- Directed by: Nicholas Kendall
- Written by: Peter Behrens
- Based on: Three Dog Winter by Elizabeth van Steenwyk
- Produced by: Claudio Luca Colin Neale
- Starring: Tod Fennell Bronwen Booth Henry Czerny Meredith Henderson
- Cinematography: John Berrie
- Edited by: Jean-Marie B. Drot
- Music by: Milan Kymlicka
- Production company: Taurus Films
- Distributed by: Questar Entertainment
- Release date: February 28, 1998 (FIFEM);
- Running time: 96 minutes
- Country: Canada
- Language: English

= Kayla (film) =

Kayla is a Canadian family drama film, directed by Nicholas Kendall and released in 1998.

Set in the 1920s, the film stars Tod Fennell as Sam Mackenzie, a 12-year-boy who is living with his widowed mother Althea (Bronwen Booth) and her new husband Asa (Henry Czerny) in the Estrie region of Quebec following the death of his father, a former polar explorer and sled dog racer. However, Sam has never accepted that his father is dead, and continues to believe that he will someday return to take Sam back to his old home. One day he encounters and befriends a wild dog who resembles one of his father's sled dogs; naming her Kayla, he decides to start training to compete in a sled dog race, through which he begins to learn how he can accept and embrace Asa as a stepfather without dishonoring his own father's memory.

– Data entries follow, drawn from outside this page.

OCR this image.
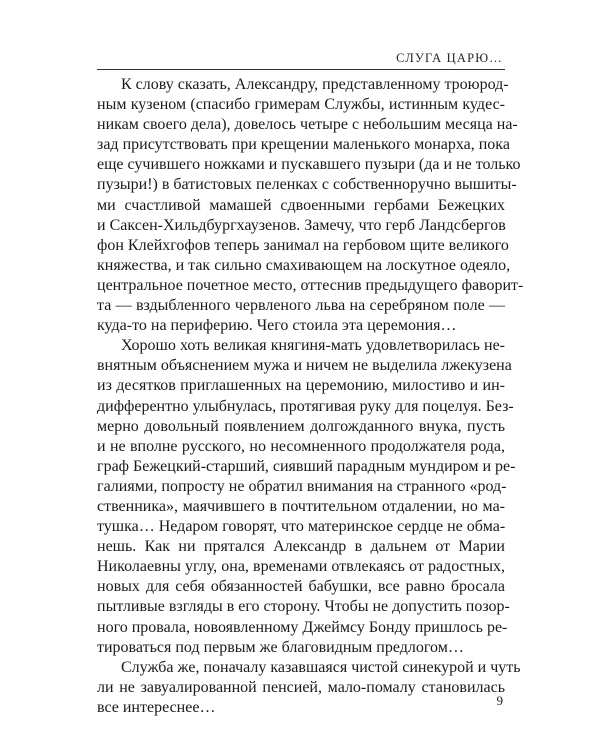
СЛУГА ЦАРЮ…
К слову сказать, Александру, представленному троюрод-
ным кузеном (спасибо гримерам Службы, истинным кудес-
никам своего дела), довелось четыре с небольшим месяца на-
зад присутствовать при крещении маленького монарха, пока
еще сучившего ножками и пускавшего пузыри (да и не только
пузыри!) в батистовых пеленках с собственноручно вышиты-
ми счастливой мамашей сдвоенными гербами Бежецких
и Саксен-Хильдбургхаузенов. Замечу, что герб Ландсбергов
фон Клейхгофов теперь занимал на гербовом щите великого
княжества, и так сильно смахивающем на лоскутное одеяло,
центральное почетное место, оттеснив предыдущего фаворит-
та — вздыбленного червленого льва на серебряном поле —
куда-то на периферию. Чего стоила эта церемония…
Хорошо хоть великая княгиня-мать удовлетворилась не-
внятным объяснением мужа и ничем не выделила лжекузена
из десятков приглашенных на церемонию, милостиво и ин-
дифферентно улыбнулась, протягивая руку для поцелуя. Без-
мерно довольный появлением долгожданного внука, пусть
и не вполне русского, но несомненного продолжателя рода,
граф Бежецкий-старший, сиявший парадным мундиром и ре-
галиями, попросту не обратил внимания на странного «род-
ственника», маячившего в почтительном отдалении, но ма-
тушка… Недаром говорят, что материнское сердце не обма-
нешь. Как ни прятался Александр в дальнем от Марии
Николаевны углу, она, временами отвлекаясь от радостных,
новых для себя обязанностей бабушки, все равно бросала
пытливые взгляды в его сторону. Чтобы не допустить позор-
ного провала, новоявленному Джеймсу Бонду пришлось ре-
тироваться под первым же благовидным предлогом…
Служба же, поначалу казавшаяся чистой синекурой и чуть
ли не завуалированной пенсией, мало-помалу становилась
все интереснее…	9
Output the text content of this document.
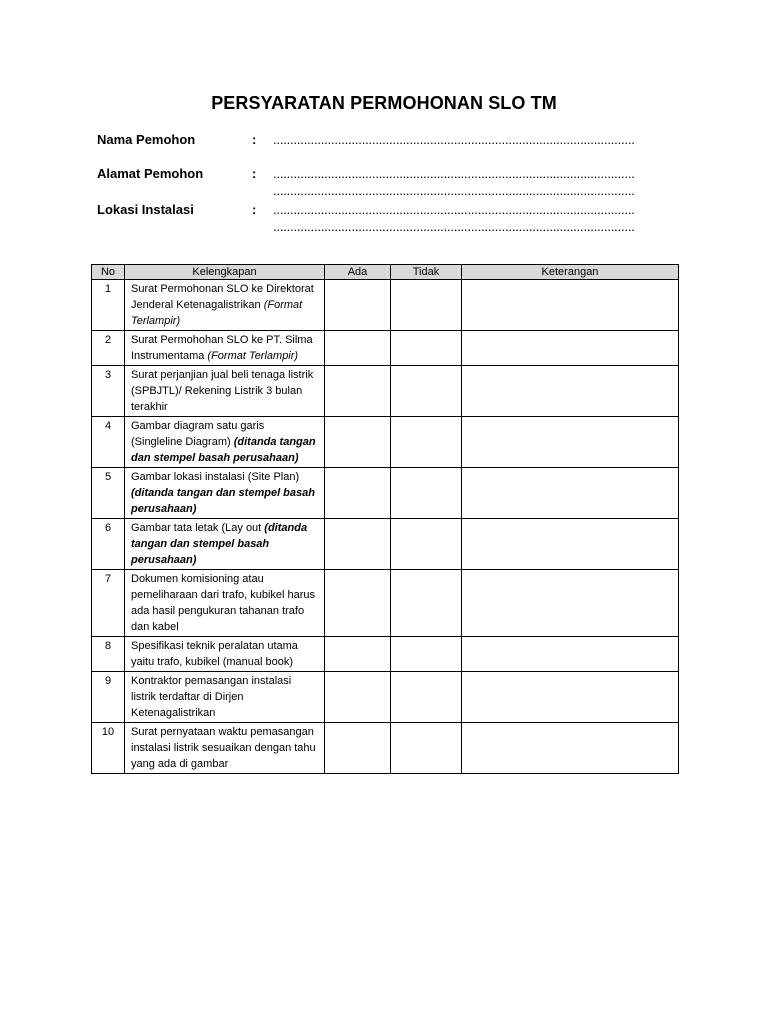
PERSYARATAN PERMOHONAN SLO TM
Nama Pemohon	: ..........................................................................................................
Alamat Pemohon	: ..........................................................................................................
..........................................................................................................
Lokasi Instalasi	: ..........................................................................................................
..........................................................................................................
No	Kelengkapan	Ada	Tidak	Keterangan
1	Surat Permohonan SLO ke Direktorat Jenderal Ketenagalistrikan (Format Terlampir)			
2	Surat Permohohan SLO ke PT. Silma Instrumentama (Format Terlampir)			
3	Surat perjanjian jual beli tenaga listrik (SPBJTL)/ Rekening Listrik 3 bulan terakhir			
4	Gambar diagram satu garis (Singleline Diagram) (ditanda tangan dan stempel basah perusahaan)			
5	Gambar lokasi instalasi (Site Plan) (ditanda tangan dan stempel basah perusahaan)			
6	Gambar tata letak (Lay out (ditanda tangan dan stempel basah perusahaan)			
7	Dokumen komisioning atau pemeliharaan dari trafo, kubikel harus ada hasil pengukuran tahanan trafo dan kabel			
8	Spesifikasi teknik peralatan utama yaitu trafo, kubikel (manual book)			
9	Kontraktor pemasangan instalasi listrik terdaftar di Dirjen Ketenagalistrikan			
10	Surat pernyataan waktu pemasangan instalasi listrik sesuaikan dengan tahu yang ada di gambar			
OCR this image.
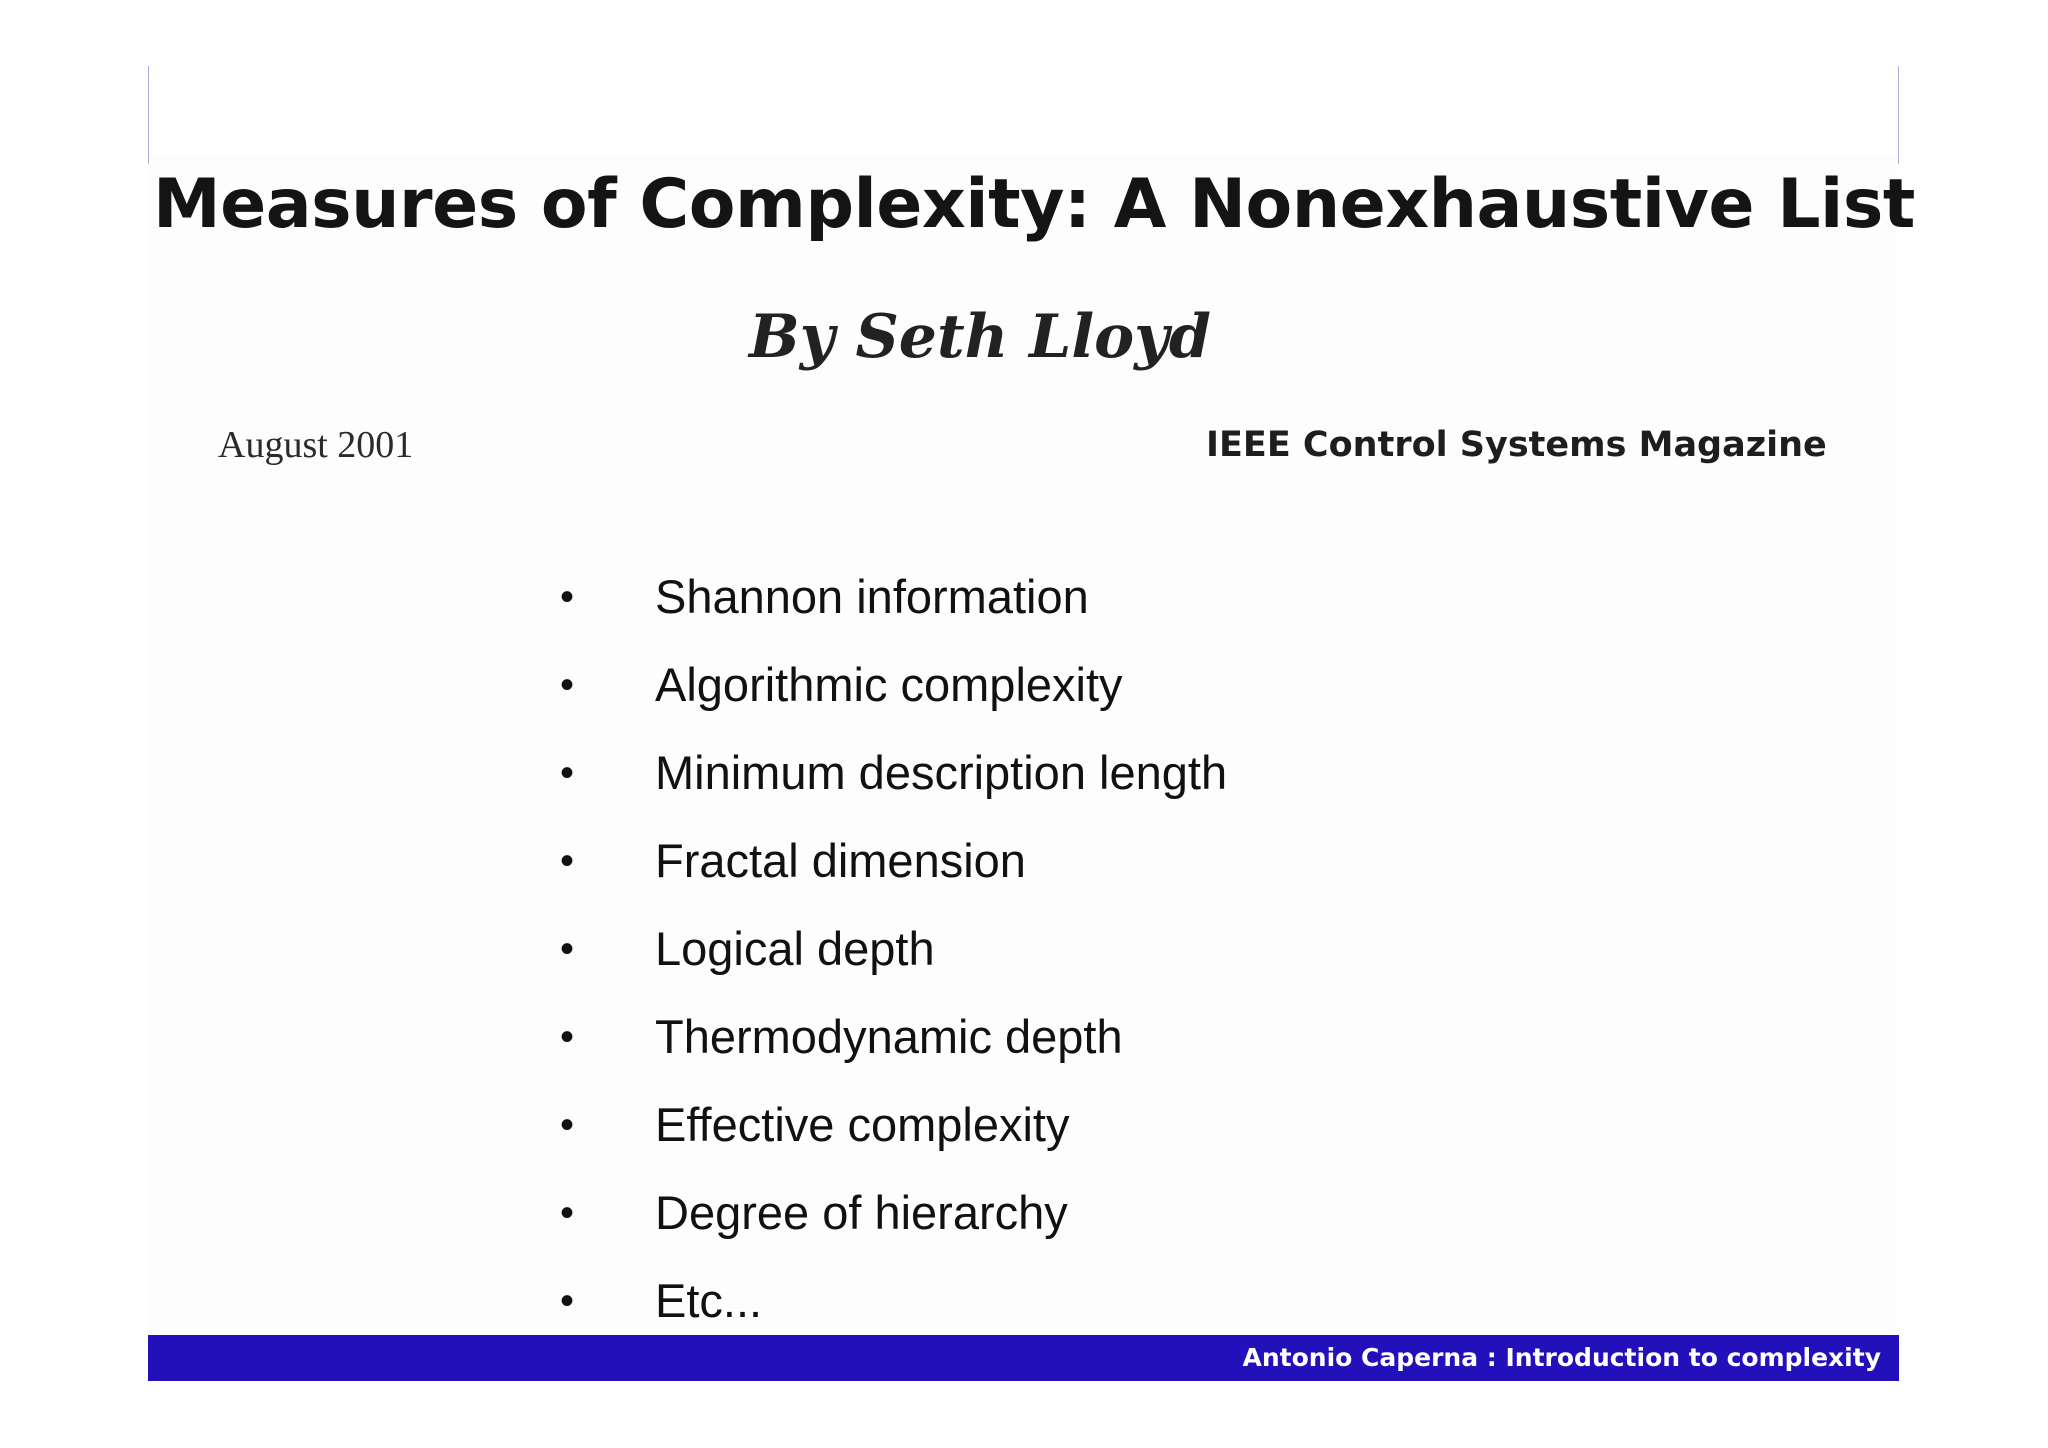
Measures of Complexity: A Nonexhaustive List
By Seth Lloyd
August 2001	IEEE Control Systems Magazine
•	Shannon information
•	Algorithmic complexity
•	Minimum description length
•	Fractal dimension
•	Logical depth
•	Thermodynamic depth
•	Effective complexity
•	Degree of hierarchy
•	Etc...
Antonio Caperna : Introduction to complexity
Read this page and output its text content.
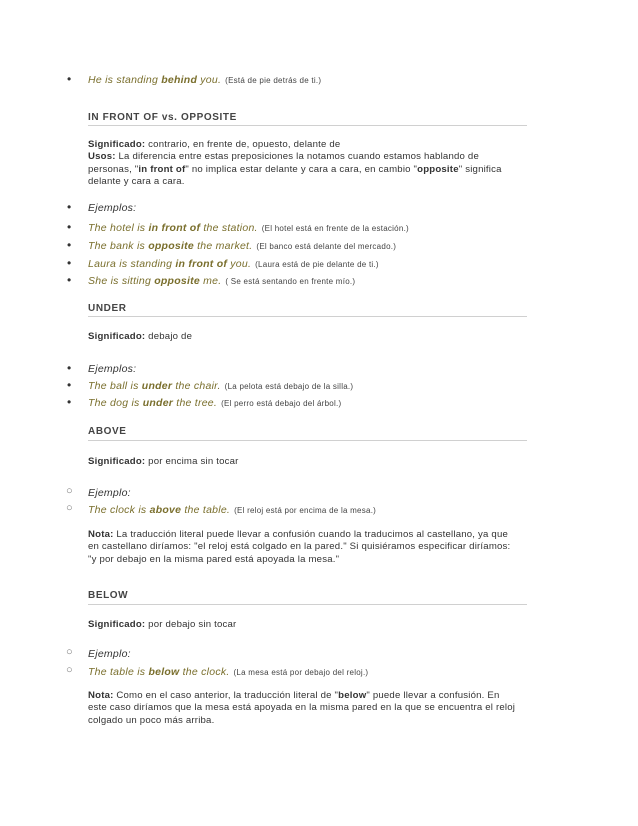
• He is standing behind you. (Está de pie detrás de ti.)
IN FRONT OF vs. OPPOSITE
Significado: contrario, en frente de, opuesto, delante de
Usos: La diferencia entre estas preposiciones la notamos cuando estamos hablando de
personas, "in front of" no implica estar delante y cara a cara, en cambio "opposite" significa
delante y cara a cara.
• Ejemplos:
• The hotel is in front of the station. (El hotel está en frente de la estación.)
• The bank is opposite the market. (El banco está delante del mercado.)
• Laura is standing in front of you. (Laura está de pie delante de ti.)
• She is sitting opposite me. ( Se está sentando en frente mío.)
UNDER
Significado: debajo de
• Ejemplos:
• The ball is under the chair. (La pelota está debajo de la silla.)
• The dog is under the tree. (El perro está debajo del árbol.)
ABOVE
Significado: por encima sin tocar
○ Ejemplo:
○ The clock is above the table. (El reloj está por encima de la mesa.)
Nota: La traducción literal puede llevar a confusión cuando la traducimos al castellano, ya que
en castellano diríamos: "el reloj está colgado en la pared." Si quisiéramos especificar diríamos:
"y por debajo en la misma pared está apoyada la mesa."
BELOW
Significado: por debajo sin tocar
○ Ejemplo:
○ The table is below the clock. (La mesa está por debajo del reloj.)
Nota: Como en el caso anterior, la traducción literal de "below" puede llevar a confusión. En
este caso diríamos que la mesa está apoyada en la misma pared en la que se encuentra el reloj
colgado un poco más arriba.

The cast also includes Meredith Henderson as Jaynie Nightingale, a friend and classmate of Sam's who is herself grieving the recent death of her mother, and Brian Dooley as Jaynie's father August, as well as Ricky Mabe, Daniela Akerblom, Vlasta Vrana, Carl Marotte, William Ford, David Deveau, Anthony Etesonne-Bedard, William Barwick, Graig O'Reilly, David Elkin, Erik Duhamel, Marika Lhoumeau and Chris Michaels in supporting roles.

==Production==
The film was shot in February 1997 in Quebec. It was adapted from the novel Three Dog Winter by Elizabeth van Steenwyk.

==Distribution==
The film premiered at the 1998 Montreal International Children's Film Festival.

==Critical response==
Kathryn Greenaway of the Montreal Gazette praised the film as charming, well-made and well-acted, singling out Czerny's performance as a highlight.

Marke Andrews of the Vancouver Sun wrote that the film had the potential to become a classic as beloved as the Tales for All series.

Charles-Henri Ramond of Films du Québec noted the film's significant similarities to the 1986 film Toby McTeague.

==Awards==
At FIFEM, the film was the winner of the People's Choice Award for most popular film in the festival programme.

Stéphane Roy and Nicoletta Massone received a Jutra Award nomination for Best Art Direction at the 1st Jutra Awards in 1999.